Above: The newly installed door on the Marni Sweet Building, and the hollow date marker where the time capsule was discovered in the stone building.

A ceremony was held at the Parent-Infant Center (PIC) on April 27 to open a time capsule that was discovered during the recent renovation of the Marni Sweet Building on the site of the former Philadelphia Divinity School between 42nd and 43rd and Locust and Spruce Streets.

The building, formerly the Divinity School’s library, was acquired by Penn after the Divinity School combined with its sister institution in Cambridge, MA in 1974 (Almanac March 30, 2010).

The renovated Sweet Building will officially be dedicated on September 23 in memory of the late Marni Sweet, PIC’s longtime director (1982-2007). The time capsule was found inside a concrete date marker that had to be moved in order to install an additional exit to comply with building codes and licensing requirements for a child care center.

At the ceremony, executive director of the Parent-Infant Center, Cynthia Roberts, gave opening remarks before the time capsule was opened by the Rev. Dr. Katherine Ragsdale, dean and president of the Episcopal Divinity School in Cambridge.

Above: A Divinity School alumnus tries to identify himself in a class photo that was recovered from the time capsule.

A group of children watched as Rev. Dr. Ragsdale pried open the lead-lined box and carefully unearthed each item.  What surprised onlookers was a letter found inside the box indicating that the capsule was sealed on May 31, 1962. It also included newspapers and other periodicals, class and construction photos, programs of events held at the Divinity School, a Bible, a 1962 Phillies schedule, an American Flag, and a watch that had been carried through World War II, among other items.

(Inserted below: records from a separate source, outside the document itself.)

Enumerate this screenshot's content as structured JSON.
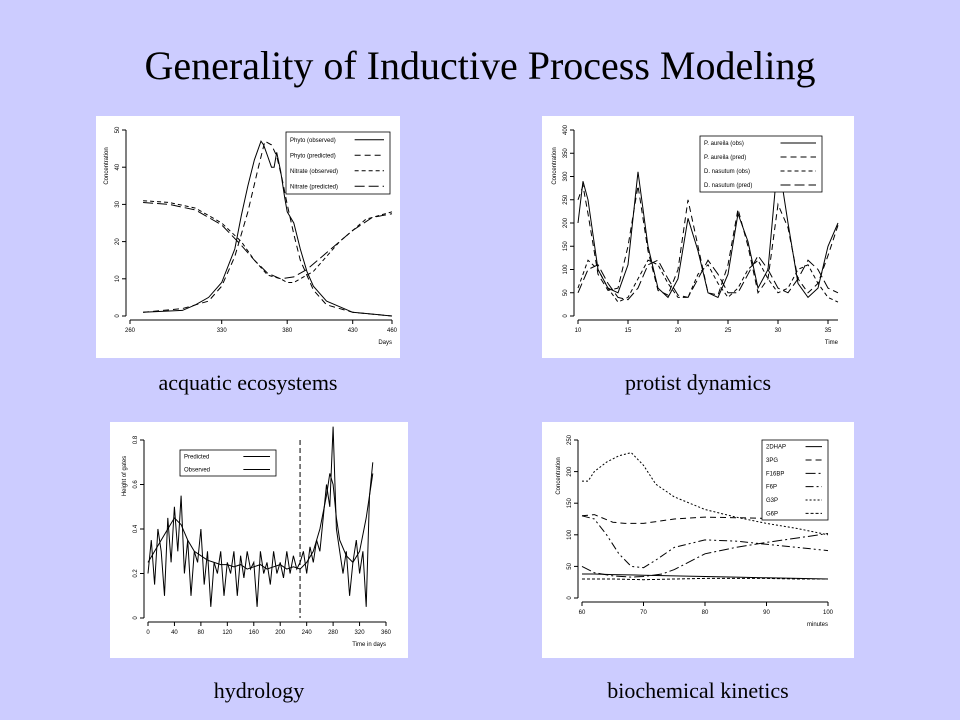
{
  "slide": {
    "title": "Generality of Inductive Process Modeling",
    "background": "#ccccff"
  },
  "chart_data": [
    {
      "id": "aquatic",
      "caption": "acquatic ecosystems",
      "type": "line",
      "xlabel": "Days",
      "ylabel": "Concentration",
      "xlim": [
        260,
        460
      ],
      "ylim": [
        0,
        50
      ],
      "xticks": [
        260,
        330,
        380,
        430,
        460
      ],
      "yticks": [
        0,
        10,
        20,
        30,
        40,
        50
      ],
      "legend_position": "top-right",
      "series": [
        {
          "name": "Phyto (observed)",
          "dash": "solid",
          "x": [
            270,
            300,
            310,
            320,
            330,
            340,
            345,
            350,
            355,
            360,
            362,
            365,
            368,
            370,
            372,
            375,
            378,
            380,
            385,
            390,
            395,
            400,
            410,
            430,
            460
          ],
          "y": [
            1,
            1.5,
            3,
            5,
            9,
            18,
            27,
            35,
            42,
            47,
            46,
            43,
            40,
            40,
            44,
            39,
            32,
            28,
            25,
            18,
            12,
            8,
            4,
            1,
            0
          ]
        },
        {
          "name": "Phyto (predicted)",
          "dash": "6,4",
          "x": [
            270,
            300,
            320,
            330,
            340,
            350,
            358,
            363,
            368,
            372,
            376,
            380,
            385,
            390,
            400,
            410,
            430,
            460
          ],
          "y": [
            1,
            2,
            4,
            8,
            16,
            28,
            40,
            47,
            46,
            43,
            37,
            30,
            22,
            15,
            7,
            3,
            1,
            0
          ]
        },
        {
          "name": "Nitrate (observed)",
          "dash": "4,3",
          "x": [
            270,
            290,
            310,
            330,
            345,
            355,
            365,
            375,
            380,
            385,
            390,
            400,
            420,
            440,
            460
          ],
          "y": [
            31,
            30.5,
            29,
            25,
            20,
            15,
            11,
            10,
            9,
            9,
            10,
            12,
            20,
            26,
            28
          ]
        },
        {
          "name": "Nitrate (predicted)",
          "dash": "10,4",
          "x": [
            270,
            290,
            310,
            330,
            345,
            355,
            365,
            375,
            385,
            395,
            410,
            430,
            445,
            460
          ],
          "y": [
            30.5,
            30,
            28.5,
            24.5,
            19,
            15,
            11.5,
            10,
            10.5,
            12.5,
            17,
            23,
            26.5,
            27.5
          ]
        }
      ]
    },
    {
      "id": "protist",
      "caption": "protist dynamics",
      "type": "line",
      "xlabel": "Time",
      "ylabel": "Concentration",
      "xlim": [
        10,
        36
      ],
      "ylim": [
        0,
        400
      ],
      "xticks": [
        10,
        15,
        20,
        25,
        30,
        35
      ],
      "yticks": [
        0,
        50,
        100,
        150,
        200,
        250,
        300,
        350,
        400
      ],
      "legend_position": "top-right",
      "series": [
        {
          "name": "P. aureila (obs)",
          "dash": "solid",
          "x": [
            10,
            10.5,
            11,
            12,
            13,
            14,
            15,
            16,
            17,
            18,
            19,
            20,
            21,
            22,
            23,
            24,
            25,
            26,
            27,
            28,
            29,
            30,
            31,
            32,
            33,
            34,
            35,
            36
          ],
          "y": [
            200,
            290,
            250,
            100,
            60,
            50,
            110,
            310,
            150,
            60,
            40,
            80,
            210,
            140,
            50,
            40,
            90,
            220,
            160,
            60,
            100,
            340,
            200,
            70,
            40,
            60,
            150,
            200
          ]
        },
        {
          "name": "P. aureila (pred)",
          "dash": "6,4",
          "x": [
            10,
            10.5,
            11,
            12,
            13,
            14,
            15,
            16,
            17,
            18,
            19,
            20,
            21,
            22,
            23,
            24,
            25,
            26,
            27,
            28,
            29,
            30,
            31,
            32,
            33,
            34,
            35,
            36
          ],
          "y": [
            250,
            280,
            220,
            90,
            55,
            60,
            150,
            280,
            140,
            55,
            45,
            100,
            250,
            150,
            50,
            45,
            110,
            230,
            150,
            50,
            80,
            240,
            190,
            80,
            50,
            70,
            130,
            195
          ]
        },
        {
          "name": "D. nasutum (obs)",
          "dash": "4,3",
          "x": [
            10,
            11,
            12,
            13,
            14,
            15,
            16,
            17,
            18,
            19,
            20,
            21,
            22,
            23,
            24,
            25,
            26,
            27,
            28,
            29,
            30,
            31,
            32,
            33,
            34,
            35,
            36
          ],
          "y": [
            60,
            120,
            100,
            60,
            30,
            40,
            80,
            120,
            110,
            70,
            40,
            40,
            90,
            110,
            70,
            40,
            60,
            100,
            120,
            80,
            50,
            60,
            100,
            110,
            70,
            40,
            30
          ]
        },
        {
          "name": "D. nasutum (pred)",
          "dash": "10,4",
          "x": [
            10,
            11,
            12,
            13,
            14,
            15,
            16,
            17,
            18,
            19,
            20,
            21,
            22,
            23,
            24,
            25,
            26,
            27,
            28,
            29,
            30,
            31,
            32,
            33,
            34,
            35,
            36
          ],
          "y": [
            50,
            100,
            110,
            70,
            40,
            35,
            60,
            110,
            120,
            80,
            45,
            40,
            80,
            120,
            90,
            50,
            50,
            90,
            130,
            100,
            60,
            50,
            80,
            120,
            100,
            60,
            50
          ]
        }
      ]
    },
    {
      "id": "hydrology",
      "caption": "hydrology",
      "type": "line",
      "xlabel": "Time in days",
      "ylabel": "Height of gates",
      "xlim": [
        0,
        360
      ],
      "ylim": [
        0,
        0.8
      ],
      "xticks": [
        0,
        40,
        80,
        120,
        160,
        200,
        240,
        280,
        320,
        360
      ],
      "yticks": [
        0,
        0.2,
        0.4,
        0.6,
        0.8
      ],
      "legend_position": "top-left",
      "vline": 230,
      "series": [
        {
          "name": "Predicted",
          "dash": "solid",
          "x": [
            0,
            10,
            20,
            30,
            40,
            50,
            60,
            70,
            80,
            90,
            100,
            110,
            120,
            130,
            140,
            150,
            160,
            170,
            180,
            190,
            200,
            210,
            220,
            230,
            240,
            250,
            260,
            270,
            275,
            280,
            285,
            290,
            300,
            310,
            320,
            330,
            340
          ],
          "y": [
            0.25,
            0.3,
            0.35,
            0.4,
            0.45,
            0.42,
            0.35,
            0.3,
            0.28,
            0.26,
            0.25,
            0.24,
            0.24,
            0.23,
            0.24,
            0.22,
            0.23,
            0.24,
            0.22,
            0.23,
            0.24,
            0.22,
            0.23,
            0.22,
            0.25,
            0.3,
            0.4,
            0.55,
            0.65,
            0.6,
            0.45,
            0.35,
            0.28,
            0.25,
            0.3,
            0.45,
            0.65
          ]
        },
        {
          "name": "Observed",
          "dash": "solid",
          "x": [
            0,
            5,
            10,
            15,
            20,
            25,
            30,
            35,
            40,
            45,
            50,
            55,
            60,
            65,
            70,
            75,
            80,
            85,
            90,
            95,
            100,
            105,
            110,
            115,
            120,
            125,
            130,
            135,
            140,
            145,
            150,
            155,
            160,
            165,
            170,
            175,
            180,
            185,
            190,
            195,
            200,
            205,
            210,
            215,
            220,
            225,
            230,
            235,
            240,
            245,
            250,
            255,
            260,
            265,
            270,
            275,
            280,
            285,
            290,
            295,
            300,
            305,
            310,
            315,
            320,
            325,
            330,
            335,
            340
          ],
          "y": [
            0.2,
            0.35,
            0.15,
            0.4,
            0.3,
            0.1,
            0.45,
            0.25,
            0.5,
            0.3,
            0.55,
            0.2,
            0.35,
            0.1,
            0.3,
            0.25,
            0.4,
            0.15,
            0.3,
            0.05,
            0.25,
            0.2,
            0.3,
            0.1,
            0.25,
            0.2,
            0.3,
            0.1,
            0.28,
            0.18,
            0.3,
            0.22,
            0.25,
            0.05,
            0.3,
            0.2,
            0.25,
            0.15,
            0.3,
            0.2,
            0.25,
            0.18,
            0.3,
            0.2,
            0.28,
            0.22,
            0.25,
            0.3,
            0.2,
            0.32,
            0.25,
            0.35,
            0.3,
            0.45,
            0.6,
            0.5,
            0.86,
            0.4,
            0.3,
            0.2,
            0.3,
            0.1,
            0.25,
            0.35,
            0.2,
            0.3,
            0.05,
            0.55,
            0.7
          ]
        }
      ]
    },
    {
      "id": "biochemical",
      "caption": "biochemical kinetics",
      "type": "line",
      "xlabel": "minutes",
      "ylabel": "Concentration",
      "xlim": [
        60,
        100
      ],
      "ylim": [
        0,
        250
      ],
      "xticks": [
        60,
        70,
        80,
        90,
        100
      ],
      "yticks": [
        0,
        50,
        100,
        150,
        200,
        250
      ],
      "legend_position": "top-right",
      "series": [
        {
          "name": "2DHAP",
          "dash": "solid",
          "x": [
            60,
            62,
            65,
            70,
            75,
            80,
            85,
            90,
            95,
            100
          ],
          "y": [
            38,
            38,
            37,
            36,
            35,
            34,
            33,
            32,
            31,
            30
          ]
        },
        {
          "name": "3PG",
          "dash": "6,4",
          "x": [
            60,
            62,
            65,
            67,
            70,
            75,
            80,
            85,
            90,
            95,
            100
          ],
          "y": [
            130,
            132,
            120,
            118,
            118,
            125,
            128,
            127,
            126,
            126,
            126
          ]
        },
        {
          "name": "F16BP",
          "dash": "10,3,2,3",
          "x": [
            60,
            62,
            65,
            68,
            70,
            73,
            75,
            80,
            85,
            90,
            95,
            100
          ],
          "y": [
            50,
            40,
            35,
            33,
            34,
            38,
            45,
            70,
            80,
            88,
            95,
            102
          ]
        },
        {
          "name": "F6P",
          "dash": "8,3,2,3,2,3",
          "x": [
            60,
            62,
            64,
            66,
            68,
            70,
            72,
            75,
            80,
            85,
            90,
            95,
            100
          ],
          "y": [
            130,
            125,
            100,
            70,
            50,
            48,
            60,
            80,
            92,
            90,
            85,
            80,
            75
          ]
        },
        {
          "name": "G3P",
          "dash": "2,2",
          "x": [
            60,
            61,
            62,
            64,
            66,
            68,
            70,
            72,
            75,
            80,
            85,
            90,
            95,
            100
          ],
          "y": [
            185,
            185,
            200,
            215,
            225,
            230,
            210,
            180,
            160,
            140,
            128,
            118,
            110,
            100
          ]
        },
        {
          "name": "G6P",
          "dash": "3,2",
          "x": [
            60,
            65,
            70,
            75,
            80,
            85,
            90,
            95,
            100
          ],
          "y": [
            30,
            30,
            29,
            30,
            31,
            31,
            31,
            30,
            30
          ]
        }
      ]
    }
  ]
}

Other time capsules on campus include one that was created for the re-dedication of the Kelly Writers House in 1997, and a millennium time capsule that was placed in Houston Hall to memorialize student life in the year 2000 during the opening of Perelman Quad.

There is also the famous cornerstone in College Hall that eluded search efforts for many years.  Set in 1871, it was located exactly 105 years later in a basement men’s room directly beneath the President’s Office. Although it was not opened, the University has a list of its contents, which include building plans, photographs, a University catalog and boxes from student groups, the inaugural speech of then Provost Charles J. Stille, and many other items.  The box, which may remain sealed until the building’s bicentennial in 2071, was inscribed with red and blue pigment, debunking the myth that the University’s colors were established at a 1874 track meet.

Reverend Dr. Katherine Ragsdale, dean and president of the Episcopal Divinity School in Cambridge, Massachusetts, reveals the contents of the time capsule to a group of children from the Parent-Infant Center.